The school district currently is limited to $130 million in capital spending per year, said Chevalier, but the additional cash would provide funds for 12 renovation projects, in addition to a pair of new schools, all to begin ahead of schedule.

"It is an innovative approach to enhancing our capital program," said Brady.

UNDER THE terms of the deed of the Pohick land, which was proffered to the school district in 1967, the site must be used for a secondary school. Following the district's decision to build a new high school and middle school for the south county at the Laurel Hill site in Lorton — a much larger piece of land —the Pohick site became expendable.

"This property was not likely to be used. This is an opportunity for us to realize some cash from it that we could use to advance some projects in our capital improvement program," said Chevalier.

Two new elementary schools — one in West Fairfax and one in the Hunter Mill District — would both have their construction timetables moved up by two to three years. Twelve other renovation projects, including the completion of Woodson High School in Fairfax, would be accelerated to completion from six to 10 months ahead of time, according to Chevalier.

The Woodson renovation is particularly needed, according to Del. J. Chapman Petersen (D-37th).

"Anything we can do to accelerate the renovation of aging schools, particularly Woodson High School, is overdue and much appreciated," said Petersen.

Other schools scheduled for renovations include Graham Road, Great Falls, Mount Eagle, Vienna, Beech Tree, Franconia, Lake Anne, Oakton, Stenwood and Westlawn elementary schools.

The district was deeded the Pohick site by the 437 Land Company in 1989 and had planned to build a new high school for the south county. Since that time, the county's space needs had outgrown that site.

"We've known for a long time we were going to need a new high school in the south county area … but 35 acres would not be an ideal site," said Chevalier.

An unidentified party approached the School Board six weeks ago, according to Brady, and was interested in making an offer to use the land for residential development. Belter said the School Board has been in talks with Van Metre Homes of Burke, and she assumes the land would be used for housing, as it is zoned for residential purposes.

Following the public hearing, said Brady, the School Board would choose whether it still needed the land. If the district then declared the land surplus, it would waive the right to the reversion and strike a sales and purchase agreement with the 437 Land Co., pending approval from the Board of Supervisors.

The school district is able to sell the land due to a reverter clause in the deed to the land. According to the clause, if the district chooses not to use the land for a secondary school, it can sell the land back to the party named in the deed, the 437 Land Co.

THE PROSPECT of more homes makes the site's neighbors a little uneasy.

"We would much prefer the land to stay the way it is," said Jim Johnson, president of the South Run Common Community Association, an organization of 165 houses to the east and south of the Pohick site. "It's a nice buffer, and the trees are great."

Johnson said that he has received comments from a number of his residents, with many expressing interest in possibly using the land as an addition to South Run Park, which borders the site to the west.

"If it goes to a developer, it's a little less desirable," said Johnson.

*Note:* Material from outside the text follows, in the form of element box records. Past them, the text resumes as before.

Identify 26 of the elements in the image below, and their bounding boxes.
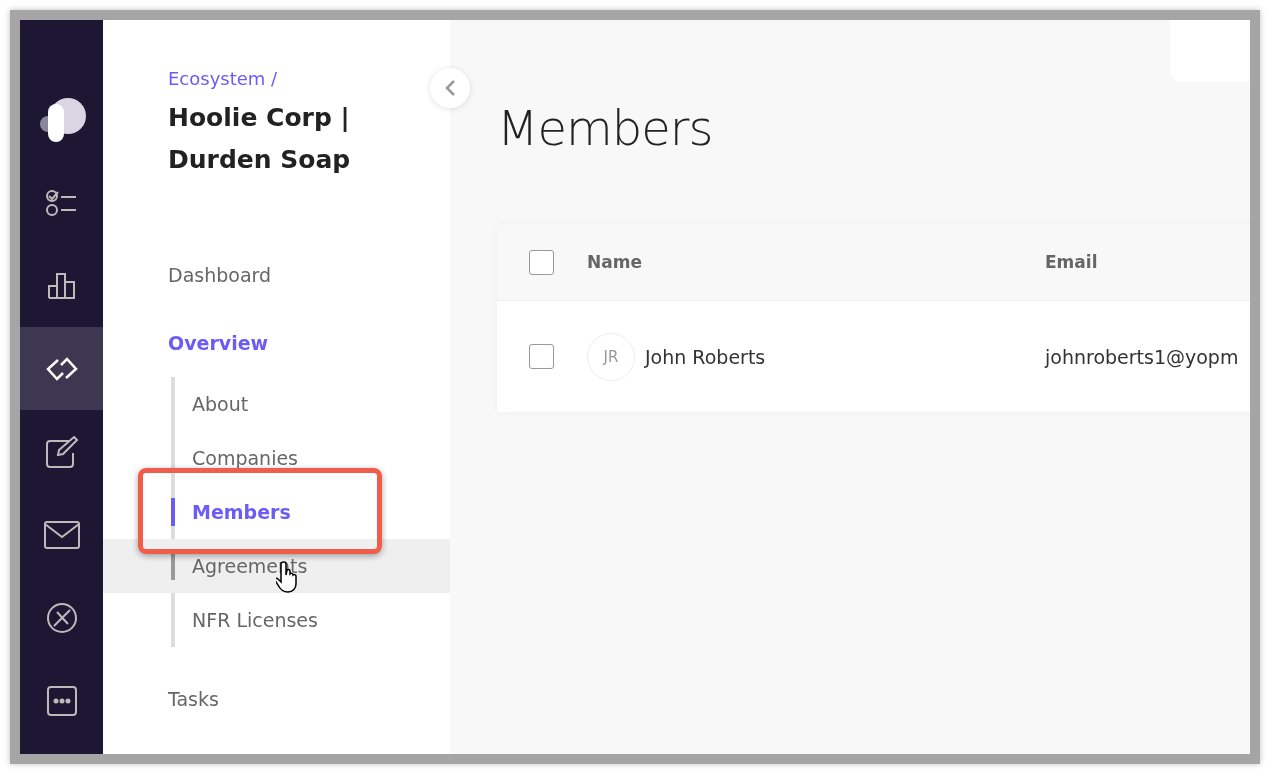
edit-icon <box>44 434 79 469</box>
breadcrumb-link[interactable]: Ecosystem / <box>168 68 278 89</box>
workspace-title: Hoolie Corp | Durden Soap <box>168 102 352 176</box>
select-all-checkbox[interactable] <box>529 249 554 275</box>
name-cell: John Roberts <box>645 345 766 368</box>
bar-chart-icon <box>47 272 76 299</box>
subnav-item[interactable]: Members <box>192 501 291 523</box>
subnav-item[interactable]: NFR Licenses <box>192 609 318 631</box>
checklist-icon <box>45 188 78 217</box>
email-cell-text: johnroberts1@yopm <box>1045 345 1240 368</box>
subnav-item[interactable]: Companies <box>192 447 298 469</box>
column-header: Name <box>587 252 643 272</box>
mail-icon <box>43 519 80 550</box>
rail-button[interactable] <box>20 327 103 410</box>
page-title: Members <box>497 100 714 156</box>
nav-item[interactable]: Dashboard <box>168 264 272 286</box>
cancel-icon <box>45 601 78 634</box>
logo-icon <box>37 95 86 144</box>
collapse-button[interactable] <box>430 68 470 108</box>
nav-item[interactable]: Overview <box>168 332 269 354</box>
nav-item[interactable]: Tasks <box>168 688 219 710</box>
more-icon <box>46 685 77 716</box>
row-checkbox[interactable] <box>529 344 554 369</box>
subnav-item[interactable]: About <box>192 393 249 415</box>
chevron-left-icon <box>444 79 456 97</box>
column-header: Email <box>1045 252 1099 272</box>
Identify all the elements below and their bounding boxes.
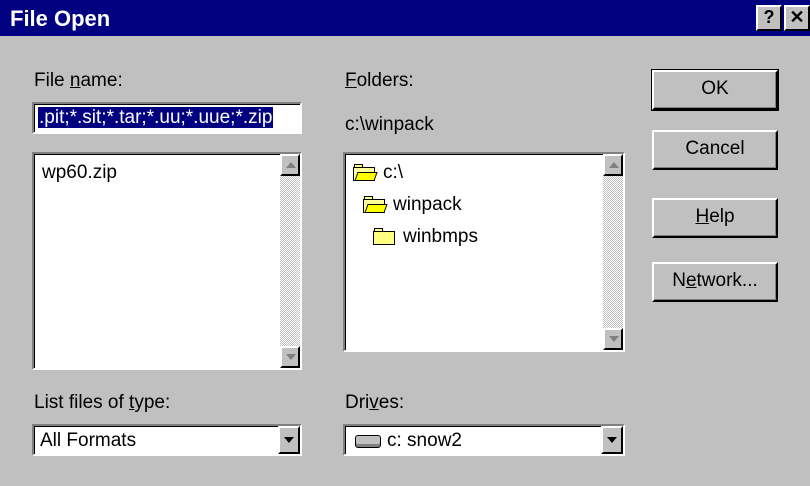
chevron-down-icon (284, 437, 294, 443)
scroll-up-button[interactable] (603, 154, 623, 176)
close-icon[interactable]: ✕ (784, 5, 810, 31)
file-name-input[interactable]: .pit;*.sit;*.tar;*.uu;*.uue;*.zip (32, 102, 302, 134)
drive-dropdown-button[interactable] (601, 426, 623, 454)
folder-item-label: winpack (393, 194, 462, 215)
arrow-up-icon (286, 162, 296, 168)
folder-item-label: winbmps (403, 226, 478, 247)
folder-list-scrollbar[interactable] (603, 154, 623, 350)
folders-label: Folders: (345, 70, 414, 91)
scroll-down-button[interactable] (603, 328, 623, 350)
folder-item-winbmps[interactable]: winbmps (373, 226, 478, 248)
drive-value: c: snow2 (387, 430, 462, 451)
folder-icon (373, 228, 397, 246)
drives-label: Drives: (345, 392, 405, 413)
scroll-down-button[interactable] (280, 346, 300, 368)
ok-button[interactable]: OK (651, 69, 779, 111)
folder-list[interactable]: c:\ winpack winbmps (343, 152, 625, 352)
arrow-down-icon (286, 354, 296, 360)
help-icon[interactable]: ? (756, 5, 782, 31)
chevron-down-icon (607, 437, 617, 443)
arrow-down-icon (609, 336, 619, 342)
file-name-value: .pit;*.sit;*.tar;*.uu;*.uue;*.zip (38, 107, 274, 128)
drive-select[interactable]: c: snow2 (343, 424, 625, 456)
cancel-button[interactable]: Cancel (652, 130, 778, 170)
folder-item-winpack[interactable]: winpack (363, 194, 462, 216)
scroll-up-button[interactable] (280, 154, 300, 176)
file-type-select[interactable]: All Formats (32, 424, 302, 456)
open-folder-icon (363, 196, 388, 214)
file-list[interactable]: wp60.zip (32, 152, 302, 370)
file-list-scrollbar[interactable] (280, 154, 300, 368)
file-type-dropdown-button[interactable] (278, 426, 300, 454)
folder-item-root[interactable]: c:\ (353, 162, 403, 184)
file-name-label: File name: (34, 70, 123, 91)
file-type-label: List files of type: (34, 392, 171, 413)
window-title: File Open (10, 6, 111, 31)
network-button[interactable]: Network... (652, 262, 778, 302)
file-type-value: All Formats (40, 430, 137, 451)
hard-drive-icon (355, 435, 381, 448)
arrow-up-icon (609, 162, 619, 168)
title-bar: File Open ? ✕ (0, 0, 810, 36)
list-item[interactable]: wp60.zip (42, 162, 117, 184)
open-folder-icon (353, 164, 378, 182)
current-path: c:\winpack (345, 114, 434, 135)
help-button[interactable]: Help (652, 198, 778, 238)
folder-item-label: c:\ (383, 162, 404, 183)
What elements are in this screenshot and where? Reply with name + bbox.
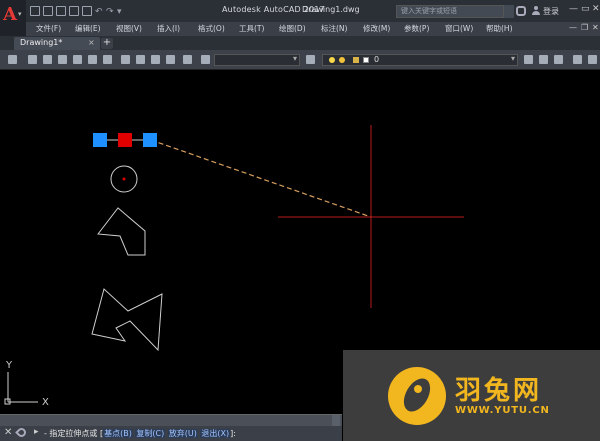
layer-tools-icon[interactable] (588, 55, 597, 64)
menu-tools[interactable]: 工具(T) (239, 23, 264, 34)
ucs-y-label: Y (5, 360, 13, 371)
chevron-down-icon: ▾ (18, 10, 22, 18)
watermark-brand: 羽兔网 (455, 376, 543, 406)
qat-dropdown-icon[interactable]: ▾ (117, 6, 125, 17)
properties-toolbar: 0 (0, 50, 600, 70)
lock-icon (353, 57, 359, 63)
tab-label: Drawing1* (20, 38, 63, 47)
menu-view[interactable]: 视图(V) (116, 23, 142, 34)
menu-bar: 文件(F) 编辑(E) 视图(V) 插入(I) 格式(O) 工具(T) 绘图(D… (26, 22, 600, 36)
option-exit[interactable]: 退出(X) (200, 429, 231, 438)
print-icon[interactable] (82, 6, 92, 16)
tab-close-icon[interactable]: × (88, 38, 95, 47)
open-icon[interactable] (43, 6, 53, 16)
iso-se-icon[interactable] (136, 55, 145, 64)
quick-access-toolbar: ↶ ↷ ▾ (30, 4, 125, 18)
view-combo[interactable] (214, 54, 300, 66)
zigzag-polygon (91, 288, 163, 352)
menu-draw[interactable]: 绘图(D) (279, 23, 306, 34)
layer-state-icon[interactable] (573, 55, 582, 64)
camera-icon[interactable] (183, 55, 192, 64)
menu-format[interactable]: 格式(O) (198, 23, 225, 34)
view-top-icon[interactable] (28, 55, 37, 64)
watermark-url: WWW.YUTU.CN (455, 405, 550, 416)
layer-value: 0 (374, 55, 380, 64)
grip-start[interactable] (93, 133, 107, 147)
iso-sw-icon[interactable] (121, 55, 130, 64)
menu-file[interactable]: 文件(F) (36, 23, 61, 34)
search-button[interactable] (504, 5, 514, 18)
arrow-polygon (97, 207, 146, 256)
menu-insert[interactable]: 插入(I) (157, 23, 180, 34)
file-tabs: Drawing1* × + (0, 36, 600, 50)
make-current-icon[interactable] (524, 55, 533, 64)
tab-drawing1[interactable]: Drawing1* × (14, 37, 100, 50)
menu-edit[interactable]: 编辑(E) (75, 23, 101, 34)
maximize-icon[interactable]: ▭ (581, 4, 590, 14)
new-icon[interactable] (30, 6, 40, 16)
iso-ne-icon[interactable] (151, 55, 160, 64)
sun-icon (339, 57, 345, 63)
menu-dimension[interactable]: 标注(N) (321, 23, 347, 34)
layer-combo[interactable]: 0 (322, 54, 518, 66)
close-icon[interactable]: ✕ (4, 427, 12, 438)
view-right-icon[interactable] (73, 55, 82, 64)
prompt-text: - 指定拉伸点或 (44, 429, 98, 438)
command-caret-icon: ▸ (34, 427, 39, 437)
view-bottom-icon[interactable] (43, 55, 52, 64)
option-base-point[interactable]: 基点(B) (103, 429, 133, 438)
menu-modify[interactable]: 修改(M) (363, 23, 390, 34)
rubberband-line (150, 139, 372, 218)
doc-restore-icon[interactable]: ❐ (581, 23, 588, 32)
view-manager-icon[interactable] (201, 55, 210, 64)
doc-close-icon[interactable]: ✕ (592, 23, 599, 32)
command-prompt[interactable]: - 指定拉伸点或 [基点(B) 复制(C) 放弃(U) 退出(X)]: (44, 428, 236, 439)
application-menu-button[interactable]: A ▾ (0, 0, 26, 36)
view-left-icon[interactable] (58, 55, 67, 64)
scrollbar[interactable] (332, 415, 340, 426)
menu-window[interactable]: 窗口(W) (445, 23, 473, 34)
menu-help[interactable]: 帮助(H) (486, 23, 513, 34)
title-bar: ↶ ↷ ▾ Autodesk AutoCAD 2017 Drawing1.dwg… (0, 0, 600, 22)
wrench-icon[interactable] (15, 426, 28, 439)
redo-icon[interactable]: ↷ (106, 6, 114, 17)
user-icon[interactable] (532, 6, 540, 15)
file-title: Drawing1.dwg (302, 5, 360, 14)
save-as-icon[interactable] (69, 6, 79, 16)
doc-minimize-icon[interactable]: — (569, 23, 577, 32)
grip-midpoint-hot[interactable] (118, 133, 132, 147)
ucs-x-label: X (42, 397, 49, 408)
close-icon[interactable]: ✕ (592, 4, 600, 14)
view-front-icon[interactable] (88, 55, 97, 64)
undo-icon[interactable]: ↶ (95, 6, 103, 17)
brand-logo-icon (388, 367, 446, 425)
view-back-icon[interactable] (103, 55, 112, 64)
watermark: 羽兔网 WWW.YUTU.CN (343, 350, 600, 441)
login-link[interactable]: 登录 (543, 6, 559, 17)
new-tab-button[interactable]: + (101, 38, 113, 49)
circle-center (122, 177, 126, 181)
save-icon[interactable] (56, 6, 66, 16)
minimize-icon[interactable]: — (569, 4, 578, 14)
binoculars-icon[interactable] (516, 6, 526, 16)
menu-parametric[interactable]: 参数(P) (404, 23, 429, 34)
iso-nw-icon[interactable] (166, 55, 175, 64)
bulb-icon (329, 57, 335, 63)
color-swatch-icon (363, 57, 369, 63)
command-line[interactable]: ✕ ▸ - 指定拉伸点或 [基点(B) 复制(C) 放弃(U) 退出(X)]: (0, 426, 342, 441)
layer-properties-icon[interactable] (306, 55, 315, 64)
prompt-suffix: ]: (230, 429, 236, 438)
layer-match-icon[interactable] (539, 55, 548, 64)
layer-previous-icon[interactable] (554, 55, 563, 64)
option-copy[interactable]: 复制(C) (135, 429, 166, 438)
autocad-logo-icon: A (3, 4, 17, 25)
grip-end[interactable] (143, 133, 157, 147)
search-input[interactable]: 键入关键字或短语 (396, 5, 504, 18)
command-history (0, 414, 342, 426)
workspace-icon[interactable] (8, 55, 17, 64)
option-undo[interactable]: 放弃(U) (167, 429, 198, 438)
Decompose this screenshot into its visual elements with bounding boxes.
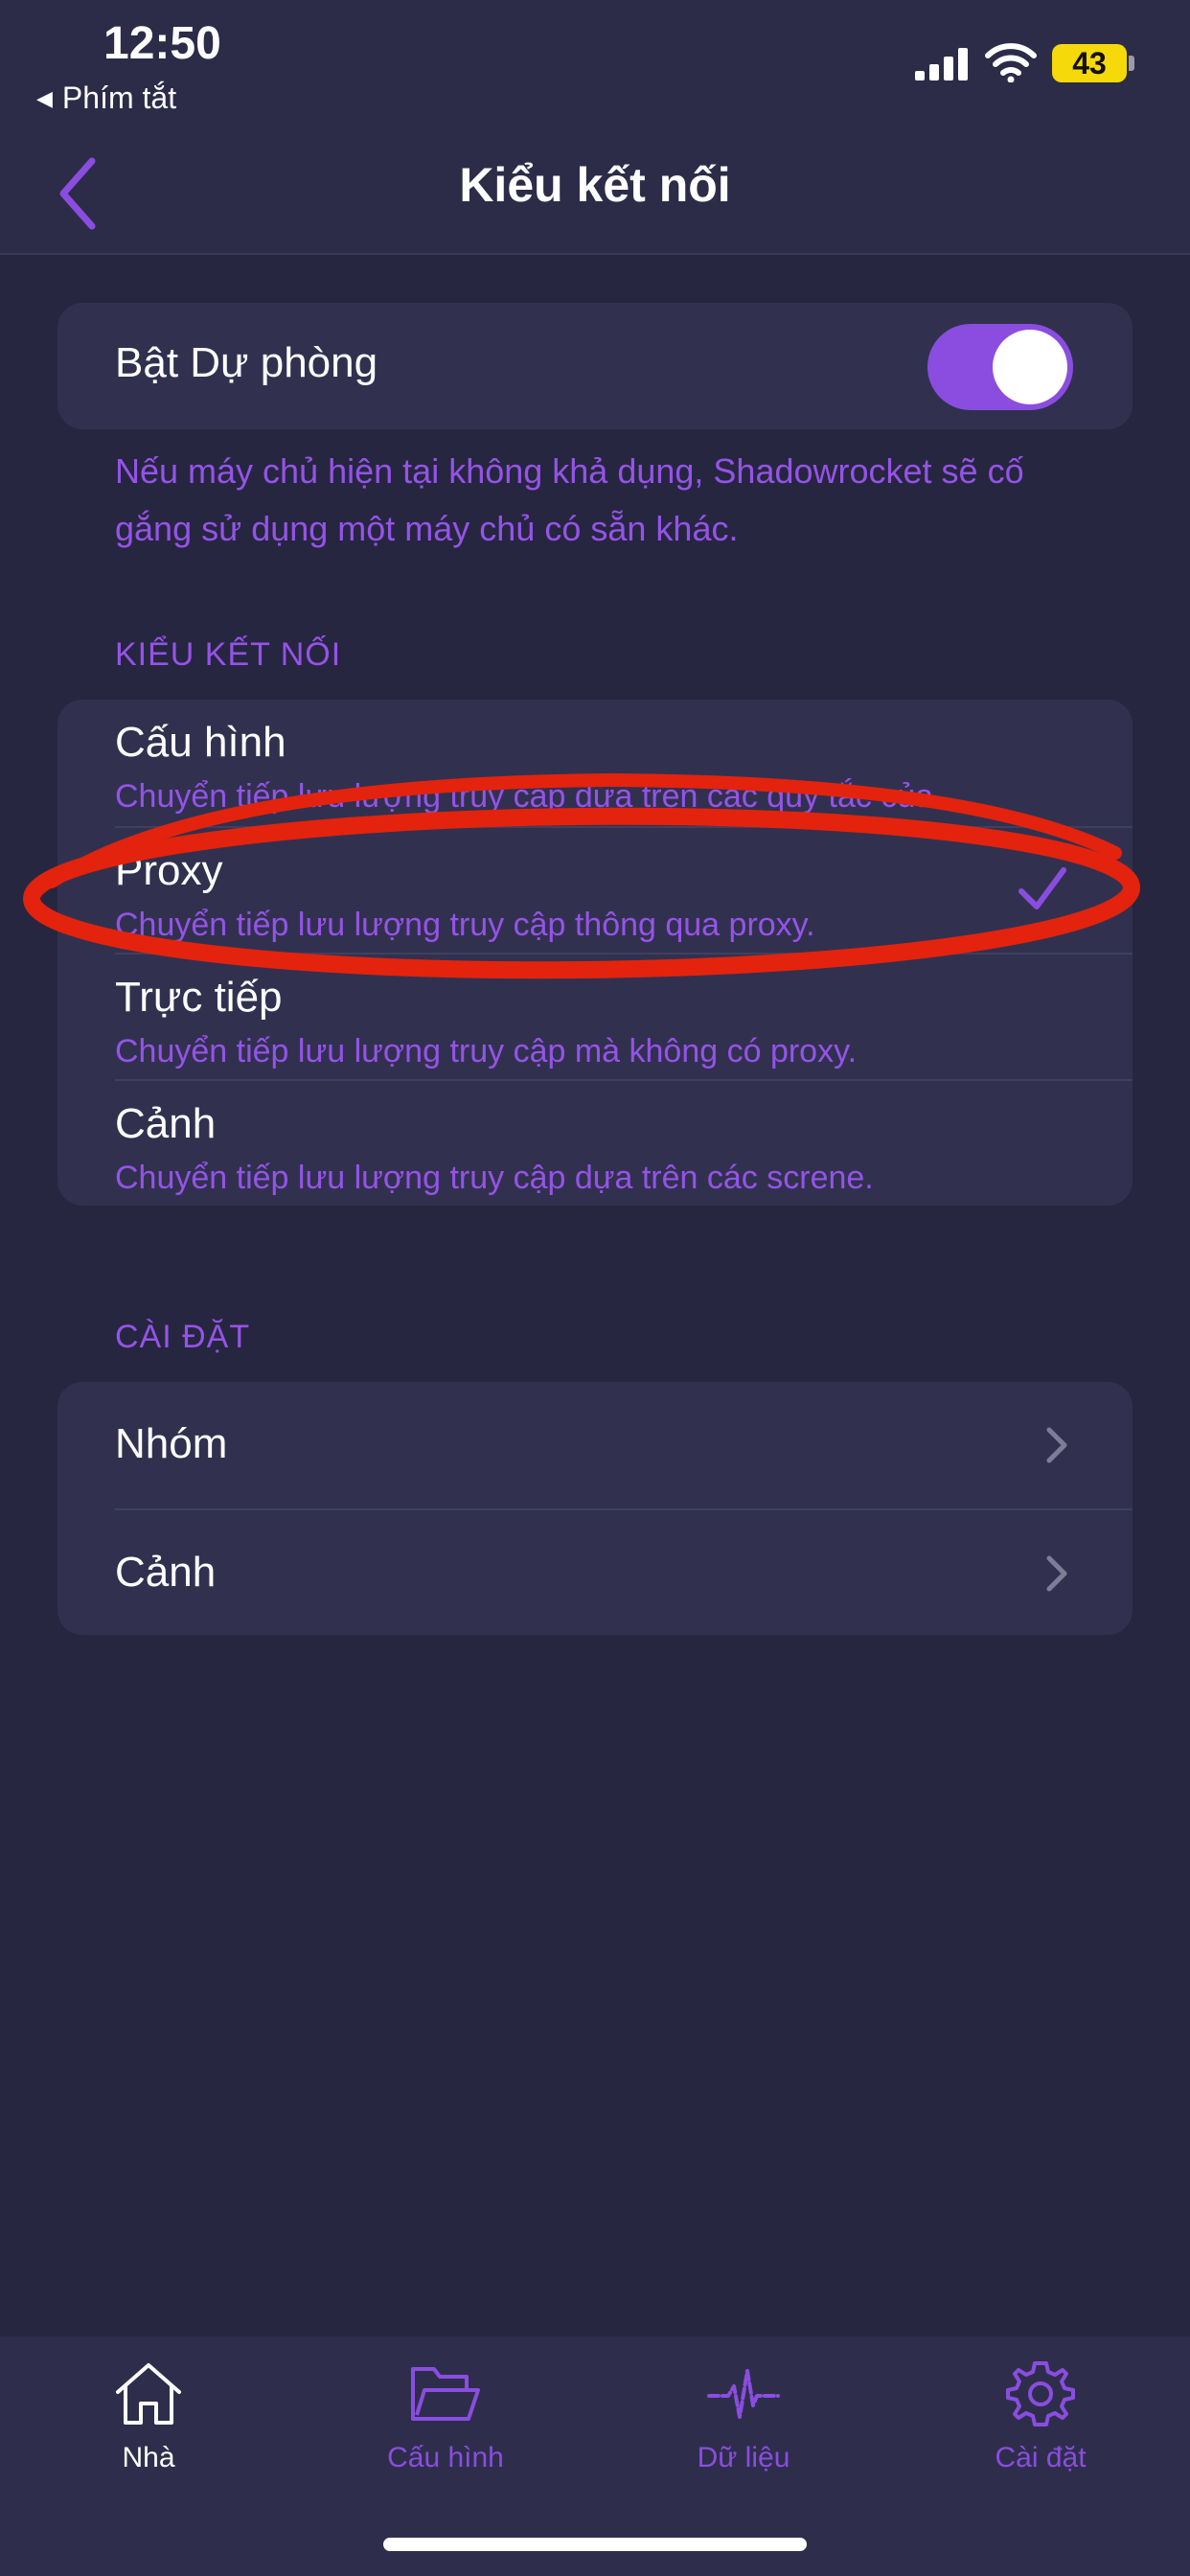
page-title: Kiểu kết nối xyxy=(459,158,731,212)
status-bar: 12:50 ◀ Phím tắt 43 xyxy=(0,0,1190,134)
settings-list: Nhóm Cảnh xyxy=(57,1382,1133,1635)
mode-title: Proxy xyxy=(115,847,223,894)
fallback-note: Nếu máy chủ hiện tại không khả dụng, Sha… xyxy=(115,451,1024,548)
mode-title: Cấu hình xyxy=(115,719,286,766)
gear-icon xyxy=(1006,2361,1075,2426)
tab-data[interactable]: Dữ liệu xyxy=(638,2358,849,2501)
folder-icon xyxy=(411,2367,480,2421)
tab-label: Nhà xyxy=(122,2442,175,2473)
signal-icon xyxy=(915,48,968,80)
navigation-bar: Kiểu kết nối xyxy=(0,134,1190,255)
home-indicator[interactable] xyxy=(383,2538,807,2551)
pulse-icon xyxy=(707,2369,780,2419)
settings-item-scene[interactable]: Cảnh xyxy=(57,1510,1133,1635)
toggle-knob xyxy=(993,330,1067,404)
mode-subtitle: Chuyển tiếp lưu lượng truy cập dựa trên … xyxy=(115,1160,874,1196)
tab-settings[interactable]: Cài đặt xyxy=(935,2358,1146,2501)
mode-title: Trực tiếp xyxy=(115,974,283,1021)
tab-label: Cấu hình xyxy=(387,2442,504,2473)
wifi-icon xyxy=(985,43,1037,82)
back-triangle-icon: ◀ xyxy=(36,85,53,110)
tab-label: Dữ liệu xyxy=(697,2442,790,2473)
mode-item-direct[interactable]: Trực tiếp Chuyển tiếp lưu lượng truy cập… xyxy=(57,954,1133,1079)
settings-item-title: Cảnh xyxy=(115,1549,217,1596)
mode-subtitle: Chuyển tiếp lưu lượng truy cập dựa trên … xyxy=(115,778,961,815)
mode-item-config[interactable]: Cấu hình Chuyển tiếp lưu lượng truy cập … xyxy=(57,700,1133,824)
chevron-right-icon xyxy=(1046,1555,1067,1592)
status-time: 12:50 xyxy=(103,18,221,69)
mode-subtitle: Chuyển tiếp lưu lượng truy cập mà không … xyxy=(115,1033,858,1070)
fallback-toggle-switch[interactable] xyxy=(927,324,1073,410)
back-app-label: Phím tắt xyxy=(61,80,177,115)
mode-title: Cảnh xyxy=(115,1100,217,1147)
settings-item-title: Nhóm xyxy=(115,1420,228,1467)
home-icon xyxy=(116,2363,181,2425)
fallback-toggle-row: Bật Dự phòng xyxy=(57,303,1133,429)
chevron-right-icon xyxy=(1046,1427,1067,1463)
mode-subtitle: Chuyển tiếp lưu lượng truy cập thông qua… xyxy=(115,907,815,943)
checkmark-icon xyxy=(1018,867,1066,909)
section-label-settings: CÀI ĐẶT xyxy=(115,1319,251,1355)
battery-icon: 43 xyxy=(1052,44,1127,82)
tab-home[interactable]: Nhà xyxy=(43,2358,254,2501)
mode-item-proxy[interactable]: Proxy Chuyển tiếp lưu lượng truy cập thô… xyxy=(57,828,1133,953)
tab-config[interactable]: Cấu hình xyxy=(340,2358,551,2501)
back-to-app-link[interactable]: ◀ Phím tắt xyxy=(36,80,176,116)
tab-label: Cài đặt xyxy=(995,2442,1087,2473)
battery-cap xyxy=(1129,56,1134,71)
connection-mode-list: Cấu hình Chuyển tiếp lưu lượng truy cập … xyxy=(57,700,1133,1206)
mode-item-scene[interactable]: Cảnh Chuyển tiếp lưu lượng truy cập dựa … xyxy=(57,1081,1133,1206)
section-label-connection-mode: KIỂU KẾT NỐI xyxy=(115,636,342,673)
settings-item-group[interactable]: Nhóm xyxy=(57,1382,1133,1508)
fallback-label: Bật Dự phòng xyxy=(115,339,378,386)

Belter said the School Board has plans to send letters to the residents of the surrounding communities about the Board's proposal.

"It's not like we're going to pull anything over on them. I hope it won't be too overwhelming to them," she said.

The School Board will examine the remainder of its vacant sites on a case-by-case basis.

"There are sites that we are going to hold onto because of anticipated growth, and there are others where we don't really see that growth, and it might be better to realize some cash to build some schools," said Chevalier.

Belter said that while land in the Springfield District will be sold to realize cash for other parts of the county, the School Board recognizes the concerns that the land being sold might be needed in the future.

"No money is being taken away from anybody. When we sell something, we're selling it off to make sure we can get the facilities we need for our students," she said.